Hacker News new | ask | show | jobs
by ajmurmann 931 days ago
How is that the case? This example uses a distributed MySQL cluster which was of course tuned for high performance. Similarly the Rails app is distributed as well. Arguably the Rails app likely wouldn't qualify as "high performance", but it's distributed.
4 comments

It amazes me that even when we have numbers people still dismiss Rails.

Nothing will run at that scale on a single VPS. All companies will have a wide range of languages used.

If this is not Rails supporting high traffic then what do we need more?

Sorry, I love Rails, but because something can scale (which I never thought it couldn't) doesn't make it a high performance system. That's totally fine, Rails makes other tradeoffs that IMO are more universally useful, even though some people seem to not be able to understand that server cost for most companies is tiny compared to developer cost
For some reason, some people with discount any example of Rails scalability as not counting.
They're talking about "distributed" as in a system of services communicating, rather than just copies of the same monolith across multiple instances. The former adds communications and synchronisation over heads and complexities of failover for every extra service introduced
That's a totally bizarre definition. Having worked on a high-performance in-memory data grid for the last eight years, I can guarantee that you'll get all the fun distributed systems problems even with a single code base. That definition also excludes pretty much all famous distributed systems like most databases, messaging systems like Kafka and Rabbit etc.

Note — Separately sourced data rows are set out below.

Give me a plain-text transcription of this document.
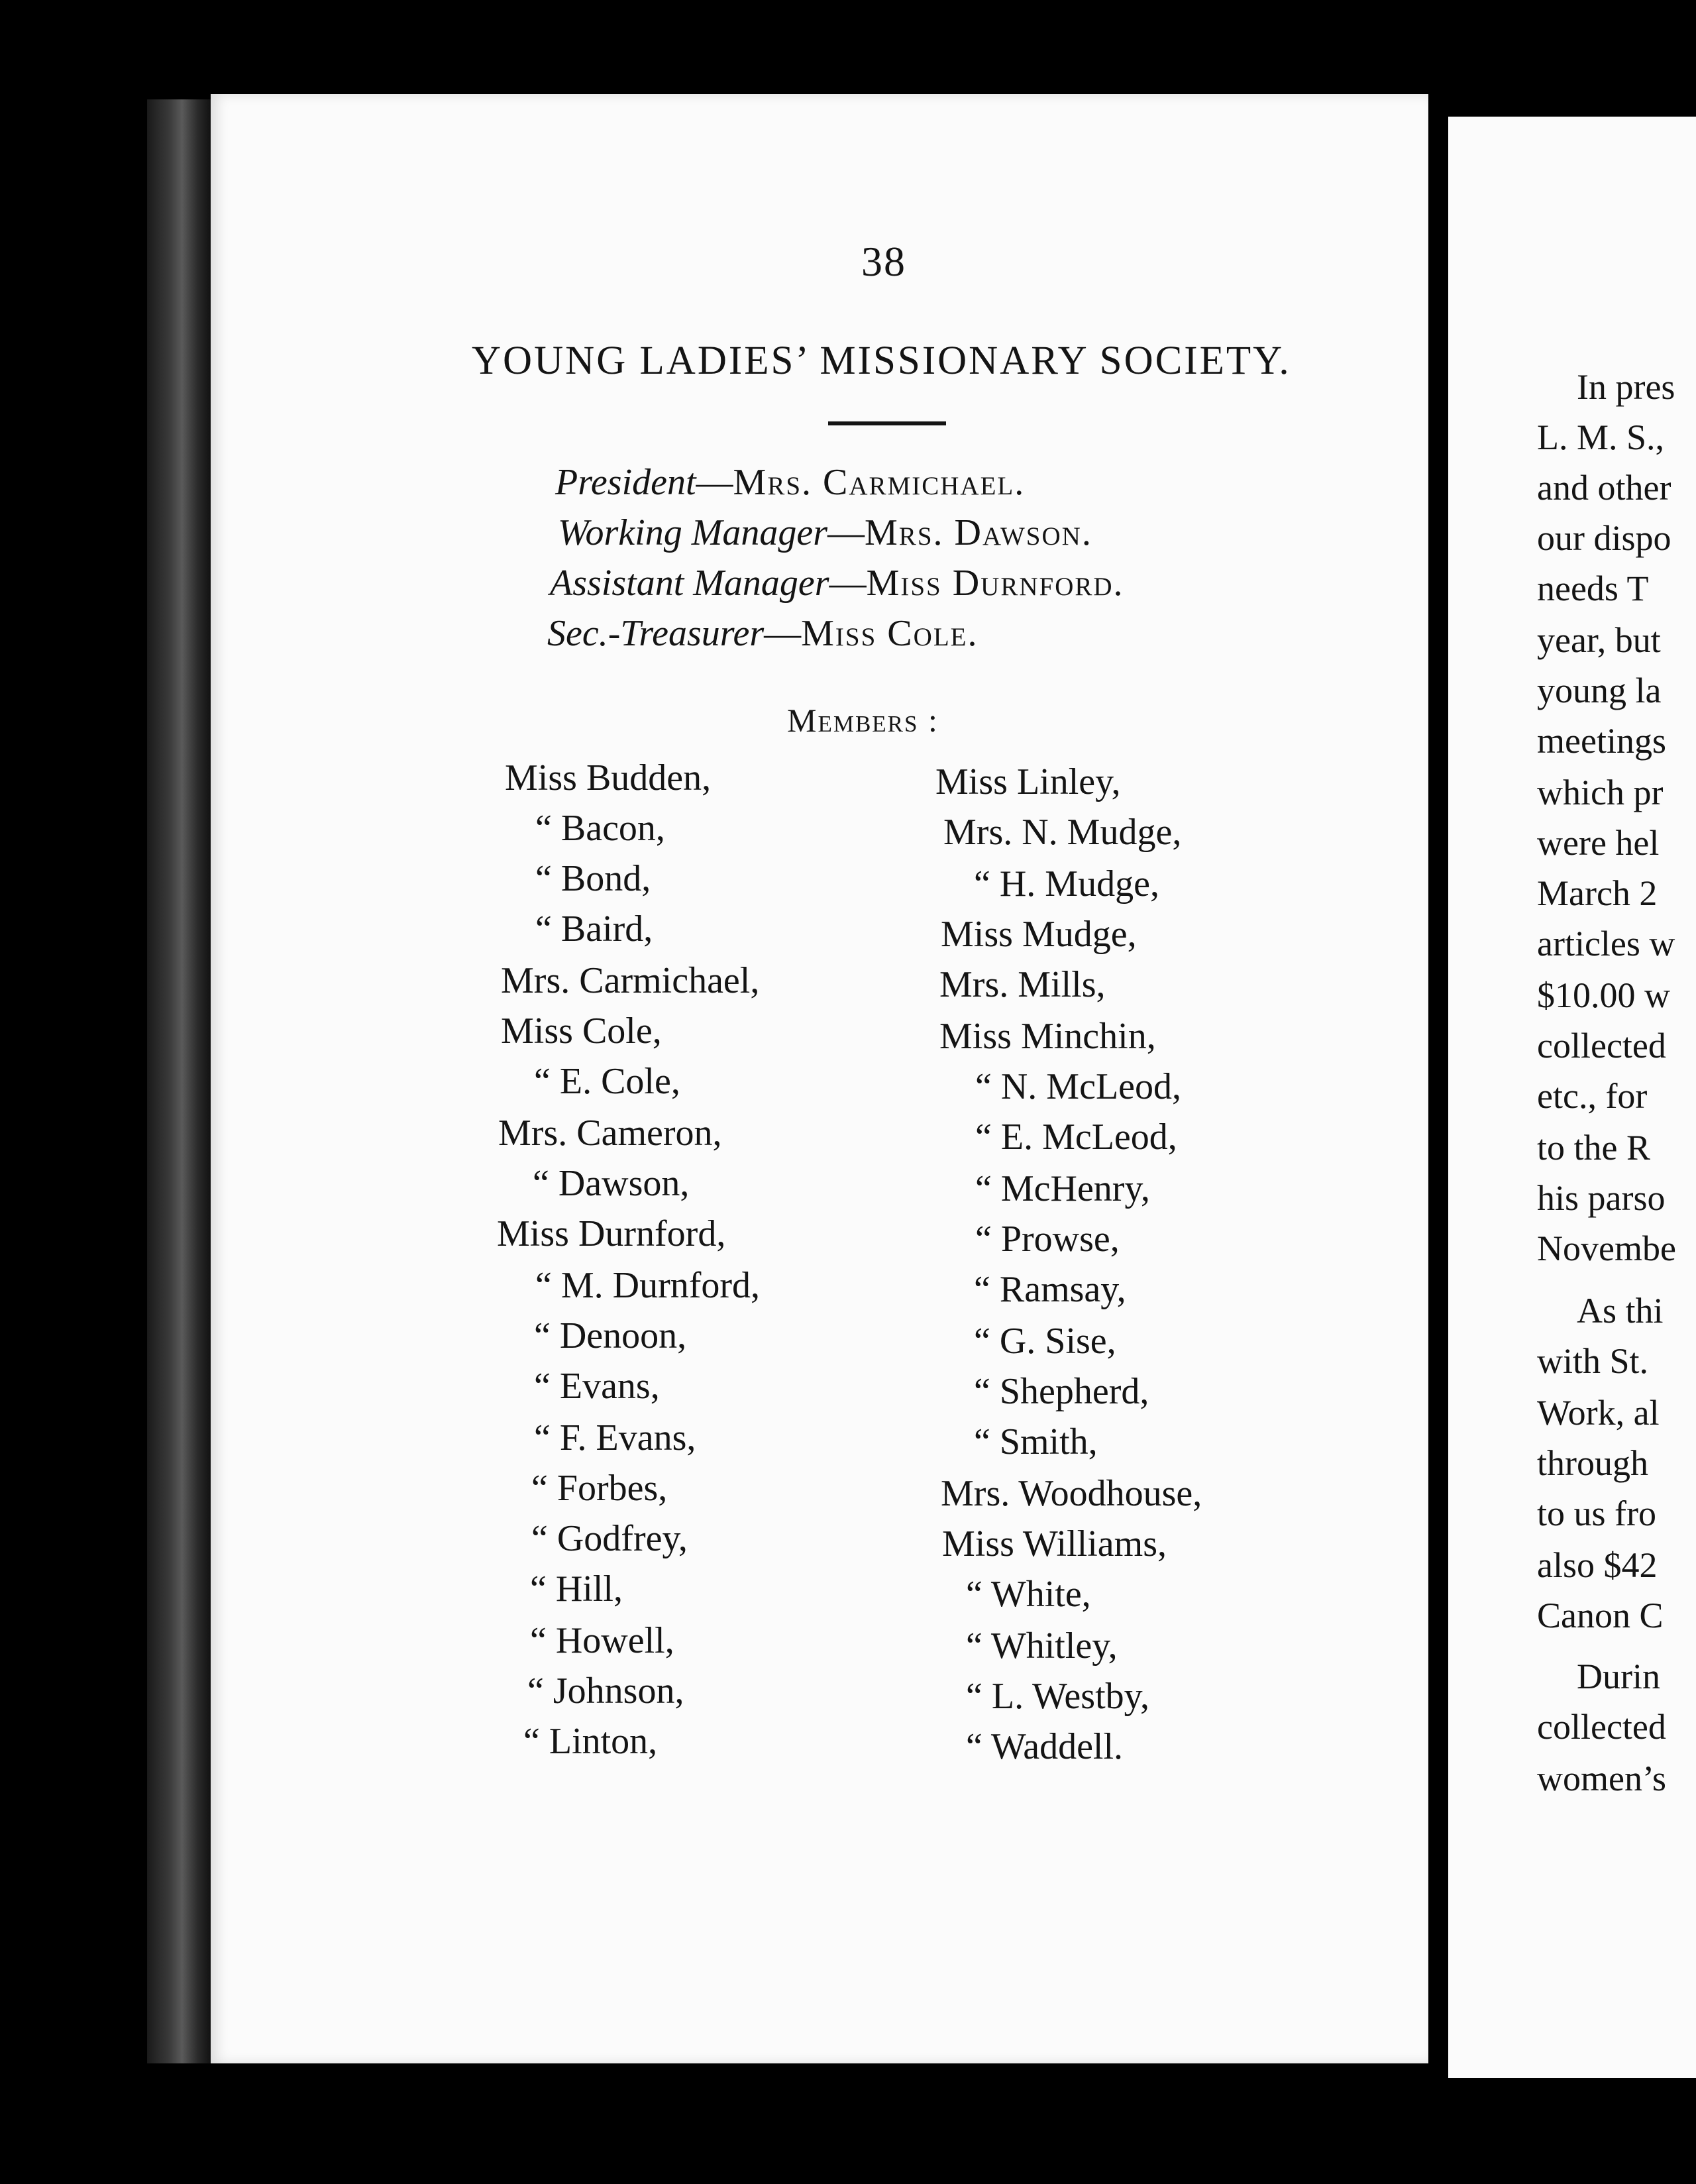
38
YOUNG LADIES’ MISSIONARY SOCIETY.
President—Mrs. Carmichael.
Working Manager—Mrs. Dawson.
Assistant Manager—Miss Durnford.
Sec.-Treasurer—Miss Cole.
Members :
Miss Budden,
“ Bacon,
“ Bond,
“ Baird,
Mrs. Carmichael,
Miss Cole,
“ E. Cole,
Mrs. Cameron,
“ Dawson,
Miss Durnford,
“ M. Durnford,
“ Denoon,
“ Evans,
“ F. Evans,
“ Forbes,
“ Godfrey,
“ Hill,
“ Howell,
“ Johnson,
“ Linton,
Miss Linley,
Mrs. N. Mudge,
“ H. Mudge,
Miss Mudge,
Mrs. Mills,
Miss Minchin,
“ N. McLeod,
“ E. McLeod,
“ McHenry,
“ Prowse,
“ Ramsay,
“ G. Sise,
“ Shepherd,
“ Smith,
Mrs. Woodhouse,
Miss Williams,
“ White,
“ Whitley,
“ L. Westby,
“ Waddell.
In pres
L. M. S.,
and other
our dispo
needs T
year, but
young la
meetings
which pr
were hel
March 2
articles w
$10.00 w
collected
etc., for
to the R
his parso
Novembe
As thi
with St.
Work, al
through
to us fro
also $42
Canon C
Durin
collected
women’s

What you seem to be getting at, isn't distributed systems, but the totally self-inflicted pain of a service oriented architecture

> Having worked on a high-performance in-memory data grid for the last eight years, I can guarantee that you'll get all the fun distributed systems problems even with a single code base.

Having spent the last 28 years building distributed network-connected systems, this comes across as wildly obtuse.

The point is that there are orders of magnitude differences in complexity when scaling a system with few communications paths and little distribution of state across process or network boundaries as there is when scaling one with many paths and state distributed in many locations. We don't tend to start talking about distributed systems when you have a tiered stack of a horizontally scalable component sandwiched between a load balancer and a database even though in a very strict technical sense already that is "distributed".

Once you start adding message queues etc., then it certainly becomes more and more reasonable to talk about a distributed system, but there is there as well a distinct grey area if dealing with e.g. queues just triggering jobs in the same code base against the same database with respect to the intent clearly expressed by the original comment.

Put another way, ignore the word "distributed", re-read the original comment, and consider that irrespective of which label you're comfortable with, what the comment is doing is drawing a distinction between two classes of systems with wildly different complexity in the distribution of responsibility and state. Where precisely you draw the line is entirely irrelevant.

> What you seem to be getting at, isn't distributed systems, but the totally self-inflicted pain of a service oriented architecture

No, it really was not. This separation between basic 2/3 tier apps and systems with a more complex data flow pre-dates the SOA buzzword literally by decades.

Maybe the distinction here would be one of which scope the respective maintainer cares about. For Shopify MySQL is mostly a black box, they don't need to re-implement their own atomic commit protocol, network partition detection etc., since MySQL did that for them. Implementors of MySQL did have to solve these distributed systems problems though and pick their CAP trade-offs, but I guess that's not the scope Shopify cares about here.
Aren't the full set of these numbers definitionally "high performance"?
Oh, I read the parent comment to thank them for confirming that "you likely don't have a problem that is hard enough to justify it". But reading it again, it could be read both ways.

Edit: To be clear, I agree that this is an example of distributed, high-performance which is why the comment made little sense to me.

Yes, if you take distributed to just mean "the same code on multiple machines". The GP above probably means "different code on different machines interacting" which brings its very own set of problems.
By that definition pretty much any problem you study in distributed systems theory, can occur in a system that doesn't fit that definition and the most well known examples of distributed systems like distributed data stores, message queues etc aren't distributed systems.